School districts are under increasing scrutiny for using police to deal with safety and discipline issues. Advocates say it can put children in what’s known as the school-to-prison pipeline.
In a recent incident in Florida, body camera footage shows a 6-year-old crying and saying “Help me!” as officers arrest her on suspicion of misdemeanor battery after a tantrum at school. In Pueblo in southern Colorado, school board members have asked hard questions about tickets issued for classroom misbehavior. Denver Public Schools banned the use of handcuffs on elementary school students last year after a family spoke out about their 7-year-old being handcuffed at school.
Stark doesn’t have a car, so she had to call a family member for a ride to where her daughter’s bus was pulled over. She estimates it was 40 minutes before she got there. When Stark arrived, she saw several Denver police officers, campus safety officers, and bus staff standing outside.
Stark said she gathered her daughter as quickly as she could and left. The incident was traumatizing, Stark said, and she didn’t want to prolong it.
“I felt so sick to my stomach,” Stark said. “I was worried about them hurting her.”

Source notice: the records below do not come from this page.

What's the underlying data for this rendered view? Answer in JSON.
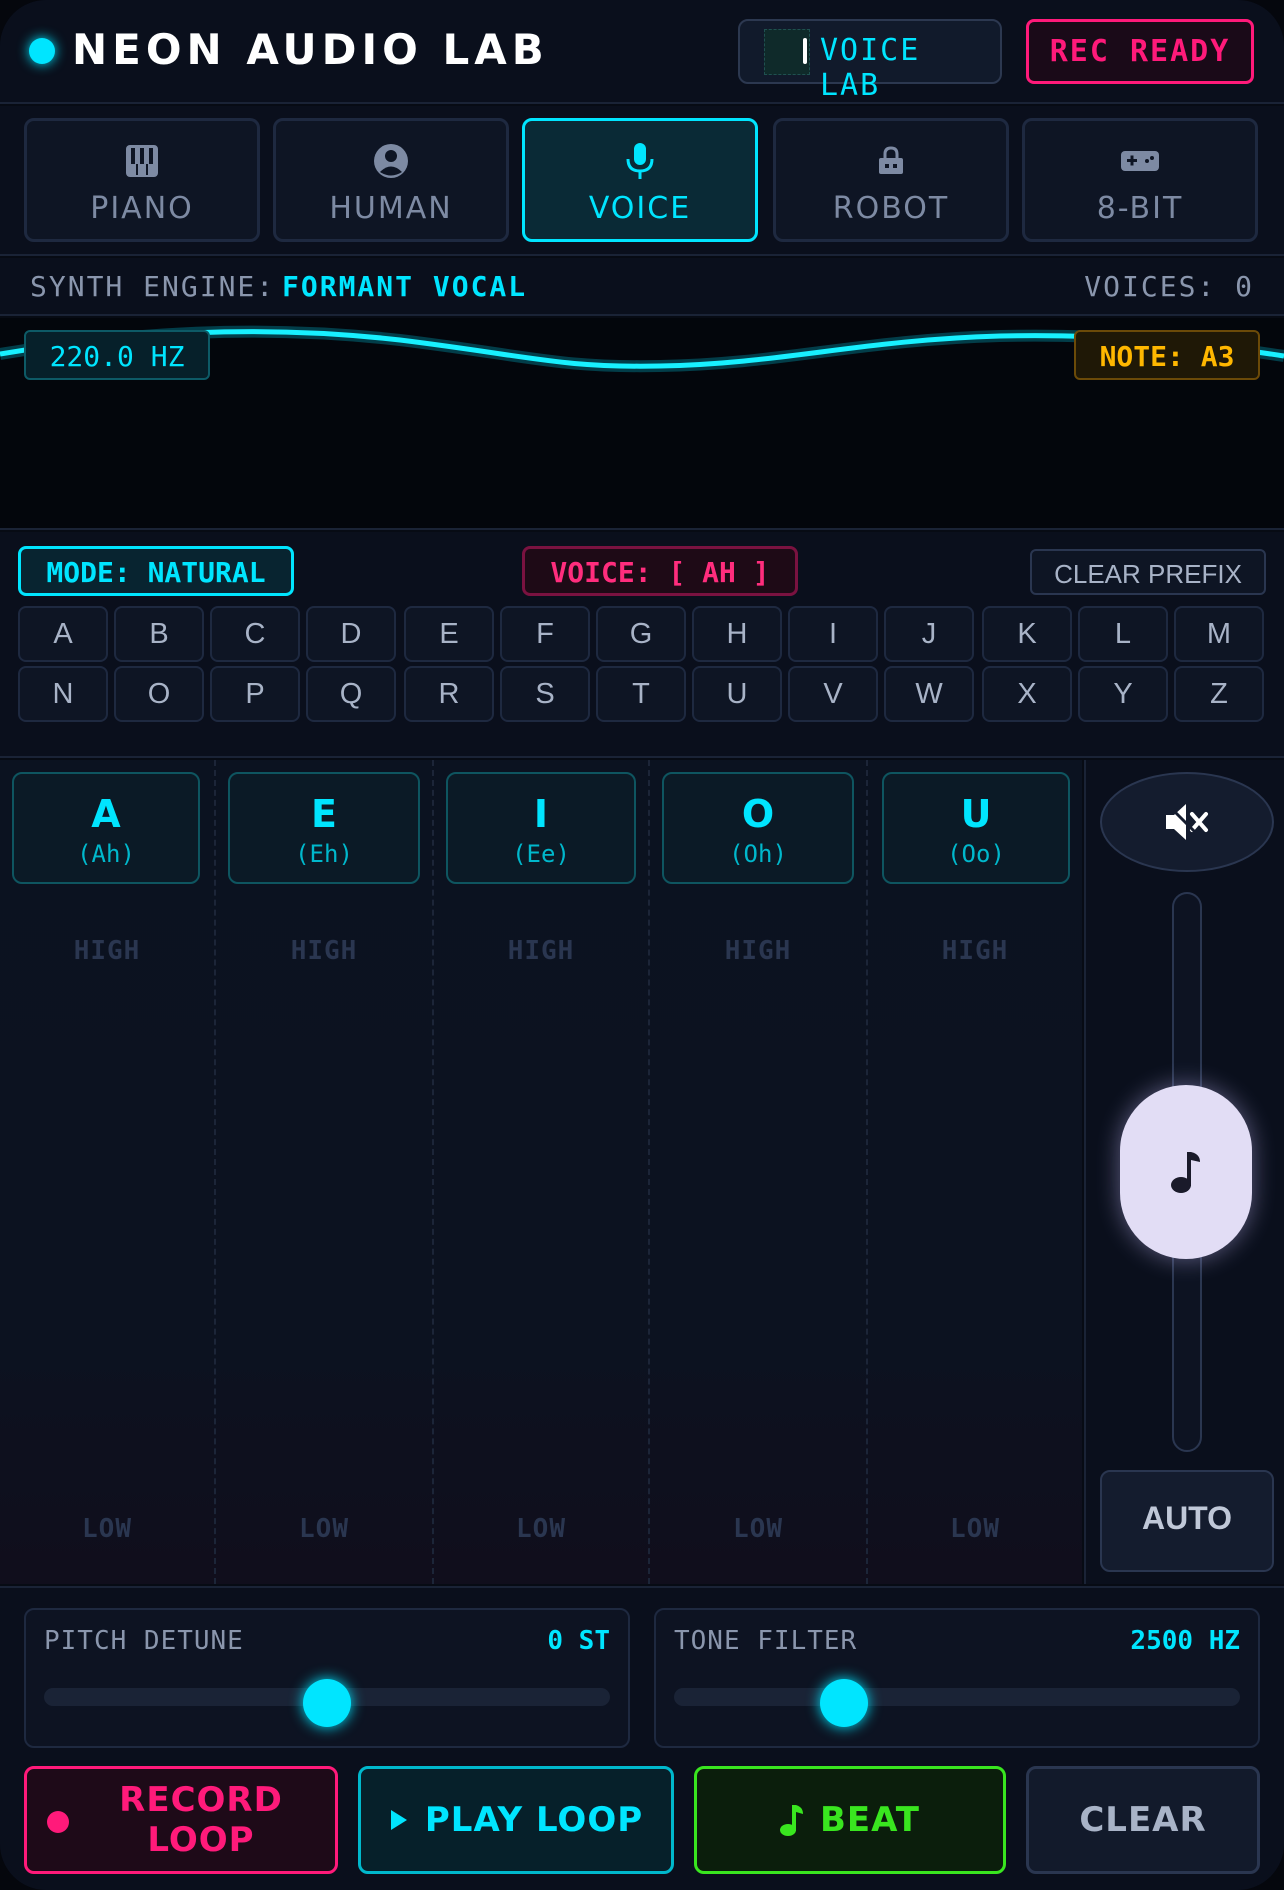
{
  "header": {
    "title": "NEON AUDIO LAB",
    "voicelab_label": "VOICE LAB",
    "rec_label": "REC READY"
  },
  "tabs": [
    {
      "label": "PIANO",
      "icon": "piano-icon",
      "active": false
    },
    {
      "label": "HUMAN",
      "icon": "person-icon",
      "active": false
    },
    {
      "label": "VOICE",
      "icon": "mic-icon",
      "active": true
    },
    {
      "label": "ROBOT",
      "icon": "robot-icon",
      "active": false
    },
    {
      "label": "8-BIT",
      "icon": "gamepad-icon",
      "active": false
    }
  ],
  "engine": {
    "label": "SYNTH ENGINE:",
    "value": "FORMANT VOCAL",
    "voices": "VOICES: 0"
  },
  "scope": {
    "frequency": "220.0 HZ",
    "note": "NOTE: A3"
  },
  "mode": {
    "mode_label": "MODE: NATURAL",
    "voice_label": "VOICE: [ AH ]",
    "clear_prefix": "CLEAR PREFIX"
  },
  "keyboard": {
    "row1": [
      "A",
      "B",
      "C",
      "D",
      "E",
      "F",
      "G",
      "H",
      "I",
      "J",
      "K",
      "L",
      "M"
    ],
    "row2": [
      "N",
      "O",
      "P",
      "Q",
      "R",
      "S",
      "T",
      "U",
      "V",
      "W",
      "X",
      "Y",
      "Z"
    ]
  },
  "vowels": [
    {
      "letter": "A",
      "sub": "(Ah)",
      "high": "HIGH",
      "low": "LOW"
    },
    {
      "letter": "E",
      "sub": "(Eh)",
      "high": "HIGH",
      "low": "LOW"
    },
    {
      "letter": "I",
      "sub": "(Ee)",
      "high": "HIGH",
      "low": "LOW"
    },
    {
      "letter": "O",
      "sub": "(Oh)",
      "high": "HIGH",
      "low": "LOW"
    },
    {
      "letter": "U",
      "sub": "(Oo)",
      "high": "HIGH",
      "low": "LOW"
    }
  ],
  "side": {
    "mute_icon": "mute-icon",
    "pitch_level": 0.5,
    "auto_label": "AUTO"
  },
  "sliders": {
    "pitch": {
      "name": "PITCH DETUNE",
      "value": "0 ST",
      "fraction": 0.5
    },
    "tone": {
      "name": "TONE FILTER",
      "value": "2500 HZ",
      "fraction": 0.3
    }
  },
  "actions": {
    "record": "RECORD LOOP",
    "record_line1": "RECORD",
    "record_line2": "LOOP",
    "play": "PLAY LOOP",
    "beat": "BEAT",
    "clear": "CLEAR"
  },
  "colors": {
    "accent": "#00e5ff",
    "record": "#ff1a7a",
    "beat": "#39e61f",
    "note": "#ffb700"
  }
}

Stark said the incident has left her daughter shaken, and afraid of the police.
“She’s had traumas in her life, and this just adds to it,” Stark said.
The staff at her daughter’s school have been supportive, Stark said. On Thursday, she said they told her they’d be providing a special car service for her daughter so she won’t have to ride the bus.
While that’s getting set up, Stark said the school offered to pay for Uber service.